The band went into LA’s Valentine Studios to record the album in April of 2022 after two years of writing and laid down the tracks in only two days. The trio self-produced the LP with the help of sound engineer Jason Wormer (T Bone Burnett). The aim was to capture the dynamic energy of the group’s live show in the studio, almost like snapping a photograph of a particular moment in time. “There’s no such thing as perfect, but the more real and alive a recording is the better it feels,” Molly notes. “To me, music is simply capturing an instance in the room.”

The Ballad of Hotspur draws its name from a character in Shakespeare’s Henry IV Part 1, unfurling as a saga. Although the songs vary in style and tone, the overall piece draws the listener on an epic journey as the musicians embrace bold, playful instrumentation alongside moments of quiet reflection. From bluesy opener and first single “Cine” to jazz-tinged “Blues to Greens” to Western-inspired “66 West,” The Ballad of Hotspur showcases evocative glimpses into Molly’s experiences and thoughts over the past few years.

“Although they are instrumental, when I’m writing a song I almost always have lyrics moving through them in my head,” Molly says. “It might be a mantra or a message. So while people aren’t hearing literal song lyrics, there’s always an emotional space I’m writing and playing from that I think you can hear.”

The album is yet another facet of Molly’s impressive career. She’s been playing music since age seven, originally performing in a family band with her four siblings and drawing inspiration from artists like Jimi Hendrix, The Beach Boys, and Sister Rosetta Tharpe.

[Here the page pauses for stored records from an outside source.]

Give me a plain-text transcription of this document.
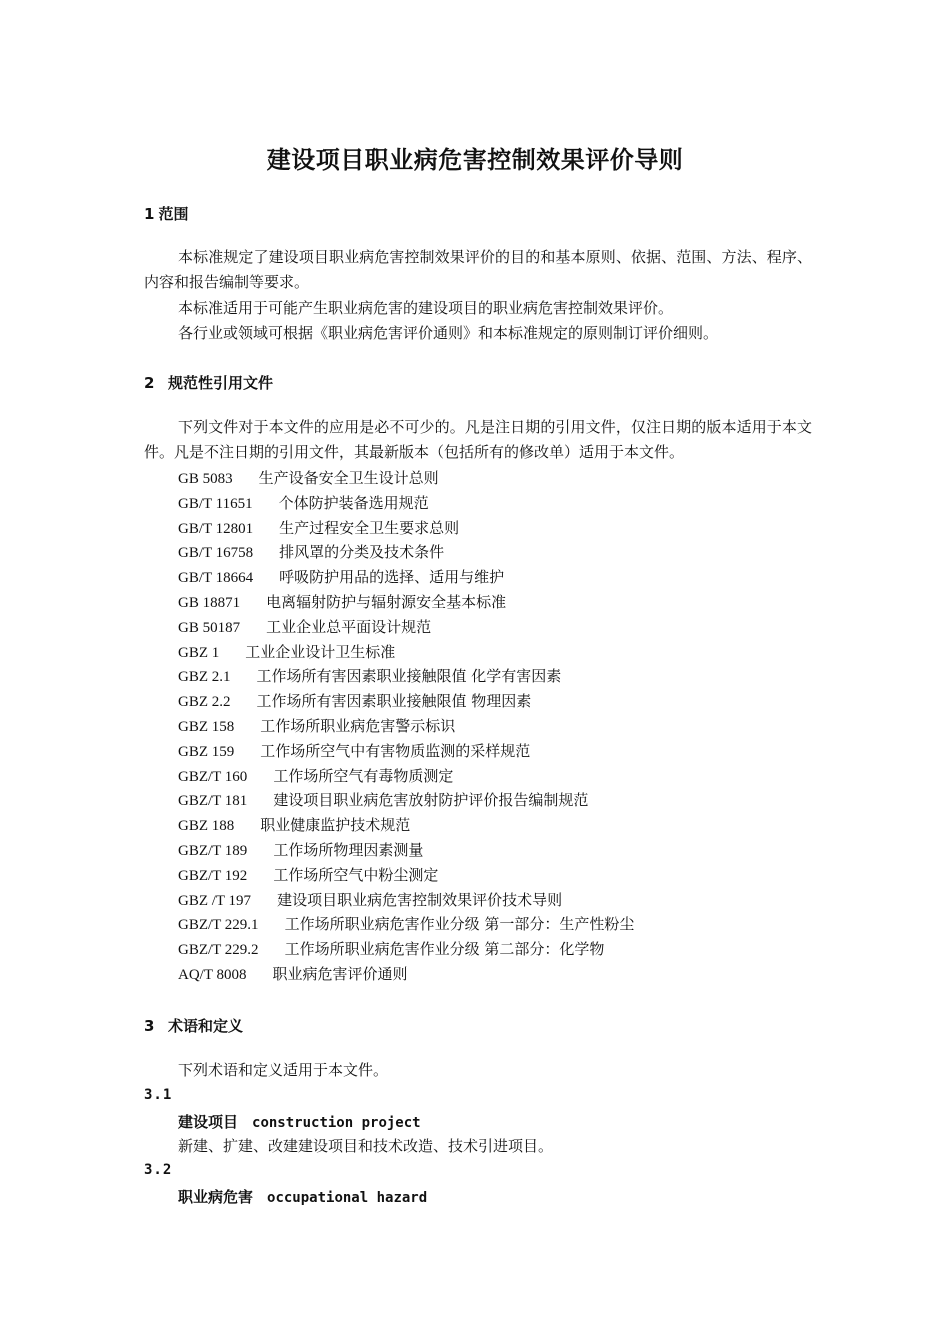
建设项目职业病危害控制效果评价导则
1 范围
本标准规定了建设项目职业病危害控制效果评价的目的和基本原则、依据、范围、方法、程序、内容和报告编制等要求。
本标准适用于可能产生职业病危害的建设项目的职业病危害控制效果评价。
各行业或领域可根据《职业病危害评价通则》和本标准规定的原则制订评价细则。
2 规范性引用文件
下列文件对于本文件的应用是必不可少的。凡是注日期的引用文件，仅注日期的版本适用于本文件。凡是不注日期的引用文件，其最新版本（包括所有的修改单）适用于本文件。
GB 5083 生产设备安全卫生设计总则
GB/T 11651 个体防护装备选用规范
GB/T 12801 生产过程安全卫生要求总则
GB/T 16758 排风罩的分类及技术条件
GB/T 18664 呼吸防护用品的选择、适用与维护
GB 18871 电离辐射防护与辐射源安全基本标准
GB 50187 工业企业总平面设计规范
GBZ 1 工业企业设计卫生标准
GBZ 2.1 工作场所有害因素职业接触限值 化学有害因素
GBZ 2.2 工作场所有害因素职业接触限值 物理因素
GBZ 158 工作场所职业病危害警示标识
GBZ 159 工作场所空气中有害物质监测的采样规范
GBZ/T 160 工作场所空气有毒物质测定
GBZ/T 181 建设项目职业病危害放射防护评价报告编制规范
GBZ 188 职业健康监护技术规范
GBZ/T 189 工作场所物理因素测量
GBZ/T 192 工作场所空气中粉尘测定
GBZ /T 197 建设项目职业病危害控制效果评价技术导则
GBZ/T 229.1 工作场所职业病危害作业分级 第一部分：生产性粉尘
GBZ/T 229.2 工作场所职业病危害作业分级 第二部分：化学物
AQ/T 8008 职业病危害评价通则
3 术语和定义
下列术语和定义适用于本文件。
3.1
建设项目 construction project
新建、扩建、改建建设项目和技术改造、技术引进项目。
3.2
职业病危害 occupational hazard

In high school, she got into jazz, an obsession that continued into her years studying at USC, where she eventually earned her BM, MM and Doctorate in Musical Arts. A few weeks after graduating in 2016, Jason Mraz asked Molly to play with him. The same year, she became the Chair of the Guitar Department at the Los Angeles College of Music. Since then, Molly has balanced performance and teaching, becoming a professor of Studio Guitar at USC in 2022. Along with Mraz, she’s played with artists like Black Eyed Peas, Scary Pockets, Sin Bandera, and Pomplemoose at the Hollywood Bowl, Royal Albert Hall and Coachella, and Molly Miller Trio has toured as an opening act for Mraz and performed at Monterey Jazz Festival, Dizzy’s at Lincoln Center, and SF Jazz.

Guitar is everything to Molly, whether she’s writing songs, playing live or sharing her talent with her students. It’s her voice. It’s a place of stillness. It’s a way of tapping into deeper thoughts and emotions. And, most importantly, it’s how she can be of use in the world.

“I found something that can connect with people and allow them to feel something,” she says. “I can connect with them by teaching or by playing. It makes me a better person, it calms me down and allows me to express myself. It’s amazing to me that my job can also be a source of such deep joy.”